No tardé en acostumbrarme a la existencia monótona de la Ciudadela. Mientras el aguanieve repiqueteaba contra las persianas de carey, la lluvia caía torrencial desde lo alto de las murallas o la nieve alfombraba los patios, yo resoplaba y merodeaba entre las mujeres en busca de alguna nueva e interesante, alguna una milésima tan deseable como la más humilde pastora de Ida. Aquélla era una tarea aburrida que no implicaba esfuerzo ni ejercicio saludable. Héctor tenía razón: si no encontraba un modo mejor de mantenerme esbelto que escabulléndome arriba y abajo por pasillos prohibidos, no tardaría en convertirme en un tipo barrigón.
Un día, cuatro meses después de mi retorno, Heleno acudió a mis aposentos y se instaló cómodamente en un mullido asiento junto a la ventana.
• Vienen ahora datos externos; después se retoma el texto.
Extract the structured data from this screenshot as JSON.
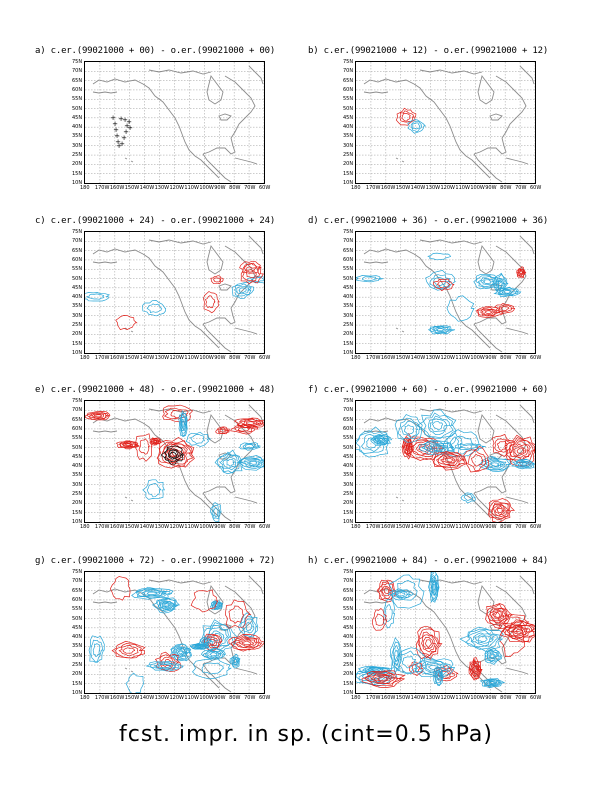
{
  "caption": "fcst. impr. in sp. (cint=0.5 hPa)",
  "colors": {
    "positive": "#e0201a",
    "negative": "#2aa7d8",
    "coast": "#8c8c8c",
    "grid": "#9a9a9a",
    "track": "#000000"
  },
  "lat_labels": [
    "75N",
    "70N",
    "65N",
    "60N",
    "55N",
    "50N",
    "45N",
    "40N",
    "35N",
    "30N",
    "25N",
    "20N",
    "15N",
    "10N"
  ],
  "lon_labels": [
    "180",
    "170W",
    "160W",
    "150W",
    "140W",
    "130W",
    "120W",
    "110W",
    "100W",
    "90W",
    "80W",
    "70W",
    "60W"
  ],
  "panels": [
    {
      "title": "a) c.er.(99021000 + 00) - o.er.(99021000 + 00)",
      "level": 0
    },
    {
      "title": "b) c.er.(99021000 + 12) - o.er.(99021000 + 12)",
      "level": 1
    },
    {
      "title": "c) c.er.(99021000 + 24) - o.er.(99021000 + 24)",
      "level": 2
    },
    {
      "title": "d) c.er.(99021000 + 36) - o.er.(99021000 + 36)",
      "level": 3
    },
    {
      "title": "e) c.er.(99021000 + 48) - o.er.(99021000 + 48)",
      "level": 4
    },
    {
      "title": "f) c.er.(99021000 + 60) - o.er.(99021000 + 60)",
      "level": 5
    },
    {
      "title": "g) c.er.(99021000 + 72) - o.er.(99021000 + 72)",
      "level": 6
    },
    {
      "title": "h) c.er.(99021000 + 84) - o.er.(99021000 + 84)",
      "level": 7
    }
  ]
}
La jornada era alegre, bastante cálida para variar, y desde mis aposentos se disfrutaba de una excelente perspectiva de toda la ciudad hasta el puerto de Sigeo y la isla de Ténedos.
—Me gustaría tener la influencia que tú ejerces en nuestro padre —dijo Heleno.
—Aún eres muy joven, aunque seas un vastago imperial. La visión llega más tarde en la vida.
Heleno era aún imberbe, hermoso y de cabellos y ojos muy negros, al igual que todos los hijos de Hécuba y, por consiguiente, herederos imperiales. Era gemelo y ocupaba una curiosa posición, se decían cosas muy extrañas de él y de su gemela Casandra. Tenía diecisiete años y su excesiva juventud había impedido que se estableciera una auténtica intimidad entre nosotros. Por añadidura, Casandra y él eran clarividentes. Estaban rodeados de un aura que hacía sentirse incómodos a los demás, incluso a sus hermanos. Aquella característica no era tan señalada en Heleno como en Casandra, aunque desde luego podía alegrarse de ello porque nuestra hermana estaba loca.